Typically, semantic deduplication reduces dataset size by 20–50% while maintaining or improving model performance.

Advanced Configuration#

ID Generator for Large-Scale Operations#

For large-scale duplicate removal operations, the ID Generator is essential for consistent document tracking across workflow stages:

from nemo_curator.stages.deduplication.id_generator import (
    create_id_generator_actor,
    write_id_generator_to_disk,
    kill_id_generator_actor
)

# Create and manage ID generator
create_id_generator_actor()

# Persist ID generator state for later use
id_generator_path = "semantic_id_generator.json"
write_id_generator_to_disk(id_generator_path)
kill_id_generator_actor()

# Use persisted ID generator in removal workflow
removal_workflow = TextDuplicatesRemovalWorkflow(
    input_path=input_path,
    ids_to_remove_path=duplicates_path,
    output_path=output_path,
    id_generator_path=id_generator_path,
    # Important: Match the same partitioning as embedding generation
    input_files_per_partition=1,
    # ... other parameters
)

Critical Requirements:

  • The same input configuration (file paths, partitioning) must be used across all stages

  • ID consistency is maintained by hashing filenames in each task

  • Mismatched partitioning between stages will cause ID lookup failures

Ray Backend Configuration#

For optimal performance with large datasets, configure the Ray backend appropriately:

from nemo_curator.core.client import RayClient

# Configure Ray cluster for semantic deduplication
client = RayClient(
    num_cpus=64,    # Adjust based on available cores
    num_gpus=4      # Should be roughly 2x the memory of embeddings
)
client.start()

try:
    # Run your semantic deduplication workflow
    workflow = TextSemanticDeduplicationWorkflow(
        input_path=input_path,
        output_path=output_path,
        cache_path=cache_path,
        # ... other parameters
    )
    results = workflow.run()
finally:
    client.stop()

The Ray backend provides:

  • Distributed processing across multiple GPUs

  • Memory management for large embedding matrices

  • Fault tolerance for long-running workflows

Performance Considerations#

Semantic deduplication is computationally intensive, especially for large datasets. However, the benefits in terms of reduced training time and improved model performance often outweigh the upfront cost:

  • Use GPU acceleration for faster embedding generation and clustering

  • Adjust the number of clusters (n_clusters) based on your dataset size and available resources

  • The eps_to_extract parameter controls the trade-off between dataset size reduction and potential information loss

  • Using batched cosine similarity significantly reduces memory requirements for large datasets

GPU Requirements#

Hardware Prerequisites:

  • NVIDIA GPU with CUDA support

  • Sufficient GPU memory (recommended: >8GB for medium datasets)

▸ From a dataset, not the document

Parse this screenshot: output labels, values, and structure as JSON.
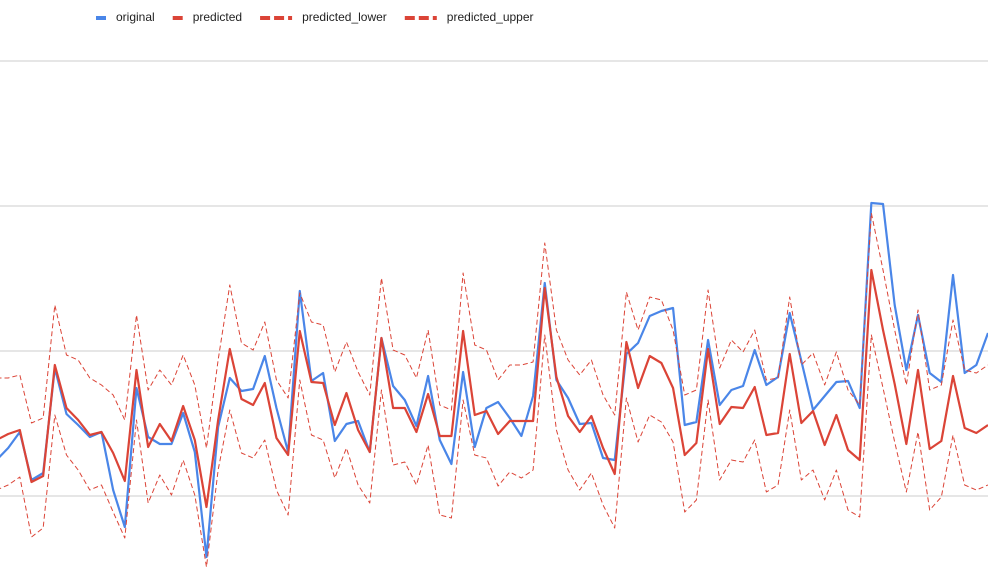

  • RAPIDS libraries (cuDF) for GPU-accelerated dataframe operations

Backend Requirements:

  • Required: cuDF for GPU-accelerated dataframe operations

  • Not supported: CPU-only processing (use hash-based deduplication instead)

Performance Characteristics:

  • Embedding Generation: GPU-accelerated using PyTorch models

  • Clustering: GPU-accelerated k-means clustering

  • Similarity Computation: Batched GPU operations for cosine similarity

Table 14 Performance Scaling#

Dataset Size

GPU Memory Required

Processing Time

Recommended GPUs

<100K docs

4-8 GB

1-2 hours

RTX 3080, A100

100K-1M docs

8-16 GB

2-8 hours

RTX 4090, A100

1M docs

16 GB

8+ hours

A100, H100

For very large datasets, consider distributed processing across multiple GPUs or use incremental processing approaches.

For more details on the algorithm and its performance implications, refer to the original paper: SemDeDup: Data-efficient learning at web-scale through semantic deduplication by Abbas et al.